In [1]:
import pandas as pd

from typing import Dict
import warnings
warnings.filterwarnings("ignore")

In [2]:
df_playtime_genre = pd.read_csv('data/csv/playtime_genre.csv', encoding='utf-8')
df_user_for_genre = pd.read_csv('data/csv/user_for_genre.csv', encoding='utf-8')
df_user_recommend = pd.read_csv('data/csv/user_recommend.csv', encoding='utf-8')
df_sentiment_year = pd.read_csv('data/csv/sentiment_year.csv', encoding='utf-8')

# Play Time Genre
This function receives a genre as a parameter and returns the year with the most hours played for said genre.

In [3]:
def PlayTimeGenre(genre: str):
    """
    Returns the year with the most hours played for the given genre.

    Parameters:
    - genre (str): Genre for which you want to obtain the year with the most hours played.

    Returns:
    - dict: Dictionary with the year of release with the most hours played for the given genre.
    """
    #genre_lower = genre.lower()
    # Filter the DataFrame by the given gender
    genre_df = df_playtime_genre[df_playtime_genre['genres'] == genre]

    # Get the year with most played hours
    max_playtime_year = genre_df.loc[genre_df['playtime_forever'].idxmax(), 'release_year']

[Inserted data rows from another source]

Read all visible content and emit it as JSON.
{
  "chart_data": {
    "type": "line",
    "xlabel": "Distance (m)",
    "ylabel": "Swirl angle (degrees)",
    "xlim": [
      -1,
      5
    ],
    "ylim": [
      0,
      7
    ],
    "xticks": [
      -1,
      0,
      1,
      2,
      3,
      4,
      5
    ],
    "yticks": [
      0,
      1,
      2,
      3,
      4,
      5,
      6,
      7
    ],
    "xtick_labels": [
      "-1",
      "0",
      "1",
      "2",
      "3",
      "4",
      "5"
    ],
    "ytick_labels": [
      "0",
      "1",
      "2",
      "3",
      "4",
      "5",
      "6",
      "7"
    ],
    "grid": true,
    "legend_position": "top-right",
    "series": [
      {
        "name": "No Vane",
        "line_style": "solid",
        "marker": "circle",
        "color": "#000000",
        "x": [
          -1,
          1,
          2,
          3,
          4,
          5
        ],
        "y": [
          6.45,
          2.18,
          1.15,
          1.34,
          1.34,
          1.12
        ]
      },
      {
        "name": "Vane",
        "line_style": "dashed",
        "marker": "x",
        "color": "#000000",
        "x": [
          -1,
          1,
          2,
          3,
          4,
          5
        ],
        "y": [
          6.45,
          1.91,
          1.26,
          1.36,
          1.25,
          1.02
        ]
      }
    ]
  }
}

    return {f"Release year with the most hours played for the genre {genre}": max_playtime_year}



In [4]:
def PlayTimeGenre(genre: str):
    """
    Returns the release year with the most hours played for the given genre.

    Parameters:
    - genre (str): Genre for which you want to obtain the release year with the most hours played.

    Returns:
    - dict: Dictionary with the release year with the most hours played for the specified genre.
    """
    # Convert the gender to lowercase to do the search regardless of upper or lower case
    genre_lower = genre.lower() if isinstance(genre, str) else None

    # Filter the DataFrame by the given gender
    genre_df = df_playtime_genre[df_playtime_genre['genres'].str.lower() == genre_lower]

    if genre_df.empty:
        return {f"No hay datos disponibles para el género {genre}": None}

    # Check for data before trying to get the index of the maximum value
    if not genre_df['playtime_forever'].empty:
        # Get the year with the most hours played
        max_playtime_year = genre_df.loc[genre_df['playtime_forever'].idxmax(), 'release_year']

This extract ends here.